Капрал почесал в затылке, но ответа не нашел. И в самом деле: почему?
— А я тебе отвечу! Этот пост молочники с булочниками придумали. И зеленщики, искусай их травяной клоп. Ага, еще сыровары. С рыбниками вместе. Чтобы, значит, их товар больше покупали, пока мы, мясники,
— Ты это! Ты говори, да не разговаривай! Без разницы ему, еретику! Сусуниты, те вообще…
— Именно что «вообще»! Мяса не едят, вот башкой и двинулись. Мясо, оно для мозгов самое располезное.
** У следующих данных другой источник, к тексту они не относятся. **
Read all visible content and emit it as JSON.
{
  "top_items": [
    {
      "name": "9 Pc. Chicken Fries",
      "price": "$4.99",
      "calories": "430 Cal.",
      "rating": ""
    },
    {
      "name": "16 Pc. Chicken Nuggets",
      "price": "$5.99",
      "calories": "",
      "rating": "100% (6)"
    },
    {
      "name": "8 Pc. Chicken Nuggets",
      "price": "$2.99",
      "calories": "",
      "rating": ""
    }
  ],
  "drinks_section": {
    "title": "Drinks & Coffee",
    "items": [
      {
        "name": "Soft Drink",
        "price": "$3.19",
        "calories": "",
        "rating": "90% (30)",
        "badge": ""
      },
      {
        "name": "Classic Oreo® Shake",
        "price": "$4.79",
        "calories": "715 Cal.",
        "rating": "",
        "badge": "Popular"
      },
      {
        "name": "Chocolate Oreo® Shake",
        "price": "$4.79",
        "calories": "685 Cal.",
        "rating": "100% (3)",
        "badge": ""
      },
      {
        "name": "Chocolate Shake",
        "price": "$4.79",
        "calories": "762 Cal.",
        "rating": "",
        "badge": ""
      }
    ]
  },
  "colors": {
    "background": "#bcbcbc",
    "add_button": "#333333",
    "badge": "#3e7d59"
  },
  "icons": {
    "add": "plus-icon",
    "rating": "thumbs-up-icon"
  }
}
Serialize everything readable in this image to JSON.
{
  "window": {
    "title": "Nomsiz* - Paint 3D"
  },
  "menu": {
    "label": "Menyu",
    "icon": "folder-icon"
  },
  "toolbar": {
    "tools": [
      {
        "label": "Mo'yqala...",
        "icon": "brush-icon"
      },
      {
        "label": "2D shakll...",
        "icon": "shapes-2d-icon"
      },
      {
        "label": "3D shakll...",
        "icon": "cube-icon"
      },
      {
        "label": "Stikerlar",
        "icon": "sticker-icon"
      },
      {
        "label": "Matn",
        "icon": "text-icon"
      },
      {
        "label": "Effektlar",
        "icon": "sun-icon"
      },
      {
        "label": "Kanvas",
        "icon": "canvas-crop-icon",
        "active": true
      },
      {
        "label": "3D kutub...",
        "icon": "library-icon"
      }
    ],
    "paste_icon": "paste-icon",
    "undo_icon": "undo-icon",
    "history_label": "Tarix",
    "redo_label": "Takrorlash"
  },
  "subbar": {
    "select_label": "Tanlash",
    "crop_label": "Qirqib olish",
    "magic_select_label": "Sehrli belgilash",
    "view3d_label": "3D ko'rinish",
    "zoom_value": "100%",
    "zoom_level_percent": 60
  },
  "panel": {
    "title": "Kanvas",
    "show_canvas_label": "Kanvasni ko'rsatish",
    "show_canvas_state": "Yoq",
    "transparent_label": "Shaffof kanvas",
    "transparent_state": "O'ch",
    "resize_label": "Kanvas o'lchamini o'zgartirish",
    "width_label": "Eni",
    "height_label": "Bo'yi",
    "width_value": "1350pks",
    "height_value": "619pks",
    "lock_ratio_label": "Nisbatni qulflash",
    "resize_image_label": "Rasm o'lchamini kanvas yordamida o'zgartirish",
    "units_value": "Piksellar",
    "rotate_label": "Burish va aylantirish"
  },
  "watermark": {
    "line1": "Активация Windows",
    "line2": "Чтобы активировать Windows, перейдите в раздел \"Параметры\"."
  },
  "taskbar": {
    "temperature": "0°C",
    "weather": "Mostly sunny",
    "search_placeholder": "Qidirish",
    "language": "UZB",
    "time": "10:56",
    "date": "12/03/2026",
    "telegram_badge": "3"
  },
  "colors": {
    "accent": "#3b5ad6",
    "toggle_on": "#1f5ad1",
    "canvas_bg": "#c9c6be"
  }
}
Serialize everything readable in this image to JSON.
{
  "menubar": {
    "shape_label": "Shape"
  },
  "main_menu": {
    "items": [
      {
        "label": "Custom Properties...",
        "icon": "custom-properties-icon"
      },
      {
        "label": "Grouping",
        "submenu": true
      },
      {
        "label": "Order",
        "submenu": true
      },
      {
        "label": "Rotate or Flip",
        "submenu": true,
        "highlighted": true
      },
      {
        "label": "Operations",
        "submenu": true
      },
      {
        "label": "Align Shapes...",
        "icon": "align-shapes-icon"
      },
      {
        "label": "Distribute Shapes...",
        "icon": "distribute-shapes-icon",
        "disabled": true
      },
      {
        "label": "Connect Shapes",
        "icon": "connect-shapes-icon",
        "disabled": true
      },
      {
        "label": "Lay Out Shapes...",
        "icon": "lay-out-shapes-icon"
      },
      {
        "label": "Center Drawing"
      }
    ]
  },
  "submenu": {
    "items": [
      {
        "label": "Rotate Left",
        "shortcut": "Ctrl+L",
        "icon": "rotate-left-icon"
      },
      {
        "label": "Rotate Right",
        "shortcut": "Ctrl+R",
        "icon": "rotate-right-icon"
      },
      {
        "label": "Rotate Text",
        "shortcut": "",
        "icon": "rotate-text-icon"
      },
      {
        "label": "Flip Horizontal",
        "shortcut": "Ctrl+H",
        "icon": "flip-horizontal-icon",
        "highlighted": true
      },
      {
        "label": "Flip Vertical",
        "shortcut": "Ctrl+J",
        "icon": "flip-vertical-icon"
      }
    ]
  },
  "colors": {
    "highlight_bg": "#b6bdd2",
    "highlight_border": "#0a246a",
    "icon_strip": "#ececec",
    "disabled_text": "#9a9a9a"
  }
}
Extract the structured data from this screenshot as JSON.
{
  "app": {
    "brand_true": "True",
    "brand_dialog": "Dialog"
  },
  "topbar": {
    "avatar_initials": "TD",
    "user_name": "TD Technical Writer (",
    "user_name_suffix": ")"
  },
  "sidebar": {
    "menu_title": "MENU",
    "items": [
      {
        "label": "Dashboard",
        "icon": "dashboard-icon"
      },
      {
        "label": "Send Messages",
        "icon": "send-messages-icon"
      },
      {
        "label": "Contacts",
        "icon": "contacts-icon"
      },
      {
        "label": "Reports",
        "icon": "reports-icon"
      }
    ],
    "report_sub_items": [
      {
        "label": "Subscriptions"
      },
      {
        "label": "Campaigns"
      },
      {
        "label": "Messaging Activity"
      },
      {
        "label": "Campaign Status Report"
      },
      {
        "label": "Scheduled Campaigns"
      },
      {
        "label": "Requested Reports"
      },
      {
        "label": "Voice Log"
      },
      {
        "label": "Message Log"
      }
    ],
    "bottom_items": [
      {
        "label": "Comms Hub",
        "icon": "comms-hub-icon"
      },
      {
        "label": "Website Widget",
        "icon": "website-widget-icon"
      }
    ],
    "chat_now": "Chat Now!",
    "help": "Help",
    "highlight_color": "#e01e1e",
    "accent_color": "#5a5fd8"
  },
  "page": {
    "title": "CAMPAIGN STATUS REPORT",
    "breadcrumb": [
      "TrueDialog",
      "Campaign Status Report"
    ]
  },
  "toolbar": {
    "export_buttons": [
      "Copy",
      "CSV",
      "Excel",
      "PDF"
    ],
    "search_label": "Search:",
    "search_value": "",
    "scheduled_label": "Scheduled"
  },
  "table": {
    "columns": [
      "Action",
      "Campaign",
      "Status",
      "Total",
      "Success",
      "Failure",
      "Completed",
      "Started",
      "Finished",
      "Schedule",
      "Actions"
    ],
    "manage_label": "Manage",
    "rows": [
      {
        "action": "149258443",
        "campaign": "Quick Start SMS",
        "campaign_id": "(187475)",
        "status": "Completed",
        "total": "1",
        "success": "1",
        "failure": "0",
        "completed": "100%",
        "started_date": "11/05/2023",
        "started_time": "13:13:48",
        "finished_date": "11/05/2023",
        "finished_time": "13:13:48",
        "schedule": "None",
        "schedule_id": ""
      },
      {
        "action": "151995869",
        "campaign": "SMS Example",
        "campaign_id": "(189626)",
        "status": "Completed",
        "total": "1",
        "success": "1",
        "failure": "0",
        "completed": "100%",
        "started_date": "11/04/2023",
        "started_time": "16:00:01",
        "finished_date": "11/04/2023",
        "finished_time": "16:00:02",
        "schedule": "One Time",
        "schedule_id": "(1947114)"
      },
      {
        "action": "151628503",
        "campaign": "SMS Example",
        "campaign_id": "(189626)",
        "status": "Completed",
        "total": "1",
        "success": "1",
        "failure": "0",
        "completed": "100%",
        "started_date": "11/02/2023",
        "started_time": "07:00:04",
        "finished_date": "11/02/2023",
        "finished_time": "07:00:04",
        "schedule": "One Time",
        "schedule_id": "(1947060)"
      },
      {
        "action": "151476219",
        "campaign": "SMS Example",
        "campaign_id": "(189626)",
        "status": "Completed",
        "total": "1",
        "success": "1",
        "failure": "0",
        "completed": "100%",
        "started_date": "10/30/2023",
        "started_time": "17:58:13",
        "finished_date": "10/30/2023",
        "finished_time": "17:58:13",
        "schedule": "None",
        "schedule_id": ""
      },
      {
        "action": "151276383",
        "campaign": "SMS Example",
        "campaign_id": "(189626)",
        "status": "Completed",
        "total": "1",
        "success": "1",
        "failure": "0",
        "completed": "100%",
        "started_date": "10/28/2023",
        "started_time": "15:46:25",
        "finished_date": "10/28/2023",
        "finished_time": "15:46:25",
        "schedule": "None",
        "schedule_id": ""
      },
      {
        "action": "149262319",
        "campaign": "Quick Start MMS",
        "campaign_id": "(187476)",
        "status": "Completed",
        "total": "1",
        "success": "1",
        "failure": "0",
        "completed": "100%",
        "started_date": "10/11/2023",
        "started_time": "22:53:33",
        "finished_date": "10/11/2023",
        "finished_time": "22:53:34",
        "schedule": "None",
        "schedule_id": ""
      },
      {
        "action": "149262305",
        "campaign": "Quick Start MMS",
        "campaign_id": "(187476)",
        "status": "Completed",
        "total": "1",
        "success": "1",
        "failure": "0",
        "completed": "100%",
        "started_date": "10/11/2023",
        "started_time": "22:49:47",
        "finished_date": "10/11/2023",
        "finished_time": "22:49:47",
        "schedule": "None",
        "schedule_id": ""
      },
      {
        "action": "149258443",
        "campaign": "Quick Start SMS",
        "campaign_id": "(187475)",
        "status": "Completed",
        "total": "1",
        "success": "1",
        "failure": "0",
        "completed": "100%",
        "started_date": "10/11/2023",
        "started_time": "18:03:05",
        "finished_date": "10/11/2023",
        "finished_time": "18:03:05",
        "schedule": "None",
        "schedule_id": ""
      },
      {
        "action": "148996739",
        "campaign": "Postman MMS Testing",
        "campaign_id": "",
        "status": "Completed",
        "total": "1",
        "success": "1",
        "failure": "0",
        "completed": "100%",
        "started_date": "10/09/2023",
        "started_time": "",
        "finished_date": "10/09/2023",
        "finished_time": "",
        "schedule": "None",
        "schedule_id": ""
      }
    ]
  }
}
Больше их слушай, сусунков твоих…
Препираться капралу решительно не хотелось. В спорах, особенно религиозных, он был не мастак. Зато отведать ушицы, да и бражки хлебнуть в компании старых дружков… Вскоре бравая троица, запасшись снастями и двумя кувшинами пшенной бузы, оказалась на берегу Ляпуни. Пока Фюрке с Мятликом ставили верши и закидывали тенета, Клаус успел развести костер, подвесив над огнем казан с водой. Рядом стояла крутобокая миса, куда приятели, выбравшись на берег, принялись крошить лук, морковь, корни петрушки и спадиуса. Покончив с крошевом, открыли первый кувшин.
— Ну, храни нас Сусун от всякого лиха!
Извлеченный из мешка угольно-черный петух — здоровенный, с багровым, налитым кровью гребнем — расхаживал под ивой, к которой был привязан. Вырваться и удрать петух даже не пытался, видимо, смирившись с грустной участью. Лишь время от времени сочувственно косил на людей круглым глазом.
— Ну что, кочет? Пора тебя резать…
Мясник Клаус огляделся в поисках любимого ножа.
Вот тут-то и объявился на круче бродяга Янош. Зла на парня дядька Мятлик с Клаусом не держали. Даже чувствовали себя виноватыми: чуть не зашибли сгоряча! Посему замахали приветливо руками:
— Эй, заброда! Давай к нам!
— Ушицей угостим!
— Не боись, бить не будем!
— А я и не боюсь, — парень нога за ногу принялся спускаться к реке. Однако, поравнявшись с ивой, он выхватил из-за голенища короткий ножик, чикнул лезвием по веревке и, с лисьей быстротой ухватив петуха, кинулся наутек.
«Наутек» у Яноша вышло едва ли не вразвалочку, с нагловатой ленцой.
Рыболовы разом забыли про гостеприимство и обещание «не бить». Вся троица бросилась в погоню за воришкой, оставив без присмотра и кувшины с бузой, и закипающий казан. Их брань распугала не только ворон на милю вокруг, но и всю рыбу в реке, до распоследнего ершика. Праведный гнев стучал в сердца. Догнать паршивца! Отмутузить! Насовать под микитки! В душу плюнул, гаденыш, — к нему как к человеку, а он…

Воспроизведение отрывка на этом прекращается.